To travel down this alternate plot, as well as to further the film's use of duality, the tone of the film abruptly switches around the halfway point from a dark, moody psychological and quasi-political thriller to a romance for the ages, literally. While hiking one day, Dominic meets Veronica (Alexandra Maria Lara), the spitting image of the first love he, in young Scrooge fashion, lost for his single-minded pursuit of career. But Veronica is not merely the reincarnation of Dominic's beloved Laura but of Rupini, one of the first disciples of Buddha; a storm traps her in a cave, and when Dominic leads a party to find her, he discovers the young woman speaking perfect Sanskrit, this reverted form only expelled after tracing the real Rupini's remains.


Coppola sets the romance that blossoms between the two as one of Dawn and Dusk, inextricably linked but doomed to separation for the balance of the cosmos. Veronica is a perpetual youth, her buoyantly smiling visage containing within it the memories of ancient civilizations, a subconscious knowledge of the birth of man. Meanwhile, the invigorated Dominic prepares for a foreseen apocalypse and and end of humanity as we know it as they evolve into a new lifeform. His rejuvenation is merely a reflection of entering his moment, just as Veronica's sudden aging around Dominic shows the last vestiges of light slowly dying at nightfall. This cosmic reading turns the the little-r romance between the two into capital-R forbidden love and destined separation. When Dominic whispers "I've always loved you" to a sleeping Veronica, he sounds like a corporeal incarnation of eternal forces using vocal cords to express something otherwise communicated on an epic, silent level.

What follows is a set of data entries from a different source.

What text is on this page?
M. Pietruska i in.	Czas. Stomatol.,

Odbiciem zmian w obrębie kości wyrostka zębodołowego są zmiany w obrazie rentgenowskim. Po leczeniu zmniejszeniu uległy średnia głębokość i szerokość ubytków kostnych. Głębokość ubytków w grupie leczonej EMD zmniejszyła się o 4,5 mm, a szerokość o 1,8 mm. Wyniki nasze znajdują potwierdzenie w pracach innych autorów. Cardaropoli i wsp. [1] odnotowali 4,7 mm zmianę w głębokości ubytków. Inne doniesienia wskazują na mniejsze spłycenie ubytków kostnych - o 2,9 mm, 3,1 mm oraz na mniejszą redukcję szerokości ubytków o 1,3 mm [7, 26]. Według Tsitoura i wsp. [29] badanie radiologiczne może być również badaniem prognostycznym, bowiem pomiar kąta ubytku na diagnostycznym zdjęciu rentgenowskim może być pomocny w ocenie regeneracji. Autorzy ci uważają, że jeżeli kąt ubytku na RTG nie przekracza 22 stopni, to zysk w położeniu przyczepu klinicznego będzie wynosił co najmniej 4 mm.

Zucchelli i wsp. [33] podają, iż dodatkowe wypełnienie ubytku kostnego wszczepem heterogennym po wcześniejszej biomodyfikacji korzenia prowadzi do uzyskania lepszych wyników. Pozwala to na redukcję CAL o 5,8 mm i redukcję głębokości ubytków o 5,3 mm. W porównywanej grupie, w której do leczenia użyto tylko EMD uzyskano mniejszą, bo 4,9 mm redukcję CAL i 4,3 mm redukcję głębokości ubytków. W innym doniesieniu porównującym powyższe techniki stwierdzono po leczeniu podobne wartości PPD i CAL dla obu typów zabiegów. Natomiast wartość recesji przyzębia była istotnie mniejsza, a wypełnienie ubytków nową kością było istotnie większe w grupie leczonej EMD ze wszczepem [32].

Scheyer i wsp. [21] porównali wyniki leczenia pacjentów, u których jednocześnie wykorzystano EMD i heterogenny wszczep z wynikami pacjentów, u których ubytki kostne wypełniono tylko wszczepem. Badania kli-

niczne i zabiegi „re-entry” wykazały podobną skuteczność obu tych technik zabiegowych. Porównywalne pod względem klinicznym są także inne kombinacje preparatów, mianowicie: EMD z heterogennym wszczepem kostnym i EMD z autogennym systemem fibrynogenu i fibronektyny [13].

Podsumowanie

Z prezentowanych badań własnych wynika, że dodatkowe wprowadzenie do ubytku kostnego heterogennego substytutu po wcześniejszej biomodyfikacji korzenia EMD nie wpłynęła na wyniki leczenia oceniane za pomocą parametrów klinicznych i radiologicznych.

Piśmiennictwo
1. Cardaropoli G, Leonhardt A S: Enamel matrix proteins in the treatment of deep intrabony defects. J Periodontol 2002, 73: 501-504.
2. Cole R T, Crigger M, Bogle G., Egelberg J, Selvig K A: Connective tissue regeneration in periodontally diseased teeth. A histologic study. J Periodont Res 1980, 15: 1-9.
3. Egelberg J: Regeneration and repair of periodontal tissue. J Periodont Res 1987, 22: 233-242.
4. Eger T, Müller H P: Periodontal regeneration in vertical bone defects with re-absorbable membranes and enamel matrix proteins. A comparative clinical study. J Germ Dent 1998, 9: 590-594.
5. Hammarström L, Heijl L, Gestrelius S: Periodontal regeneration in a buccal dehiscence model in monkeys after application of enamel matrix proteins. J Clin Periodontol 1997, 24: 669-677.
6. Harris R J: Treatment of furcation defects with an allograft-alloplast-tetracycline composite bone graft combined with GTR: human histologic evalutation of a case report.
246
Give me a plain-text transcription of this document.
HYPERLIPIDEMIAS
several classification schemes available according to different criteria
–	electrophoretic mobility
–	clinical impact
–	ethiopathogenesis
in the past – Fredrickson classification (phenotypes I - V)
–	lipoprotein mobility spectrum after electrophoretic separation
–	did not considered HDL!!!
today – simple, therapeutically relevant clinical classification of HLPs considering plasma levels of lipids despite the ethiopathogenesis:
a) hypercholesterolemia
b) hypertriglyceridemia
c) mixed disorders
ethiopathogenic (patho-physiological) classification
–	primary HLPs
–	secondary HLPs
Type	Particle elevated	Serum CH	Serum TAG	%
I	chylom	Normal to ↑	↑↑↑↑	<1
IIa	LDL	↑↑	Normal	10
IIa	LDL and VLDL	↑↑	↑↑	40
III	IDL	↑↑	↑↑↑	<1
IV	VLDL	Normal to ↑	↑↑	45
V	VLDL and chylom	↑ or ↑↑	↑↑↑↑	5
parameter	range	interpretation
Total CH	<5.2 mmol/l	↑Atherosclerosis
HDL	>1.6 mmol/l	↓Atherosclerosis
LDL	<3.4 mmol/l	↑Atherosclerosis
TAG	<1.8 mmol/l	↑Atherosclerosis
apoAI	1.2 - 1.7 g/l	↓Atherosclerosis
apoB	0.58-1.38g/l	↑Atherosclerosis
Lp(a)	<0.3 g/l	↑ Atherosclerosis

Quite a lot of Youth Without Youth is obscure, not in any referential sense but in the unorthodox structure of stilted language. Mirror imagery abounds, much of it digitally manipulated to divide the movements of Roth and his "reflection"; there are even strangely matching shots separated by huge gulfs of time, such as the shot of a zapped Dominic lying on the ground with red, peeling flesh surrounded by fire at last matched with the man lying snow-covered. In the film's elision over time and space, details that might clarify the shifting aims and point of the film get lost in a haze, and the mysterious ending dissipates into metaphysical, emotional and philosophical abstraction. The film's tour through various cultural histories all works to the benefit of cinema, and Coppola even addresses his own work with seeming immodesty. But then, only a fool would deny Coppola's place in cinema's rich timeline, and the whispered, Willard-like narration and less-ironic golden tones of The Godfather's tinting mingle beautifully with the reverence for silent cinema and the more static, compositionally pure style of Ozu that Coppola has said he wants to imitate now.

The characters and visuals of Youth Without Youth are perpetually divided by the material's obsession with dualism of young and old, hallucination and reality, and conjured roses are used to demonstrate the search for a middle ground. As Dominic asks his doppelganger to put two roses on him, he falters when thinking of a place to place a third one, a simple question that becomes emblematic of the spiritually nomadic journey Dominic takes throughout the film. The third rose's placement will dictate the balance, and when it finally appears at the end, its simple, prose-poetry beauty feels a powerful statement of renewed intent by the filmmaker. But then, flowers have long been signs of revolution.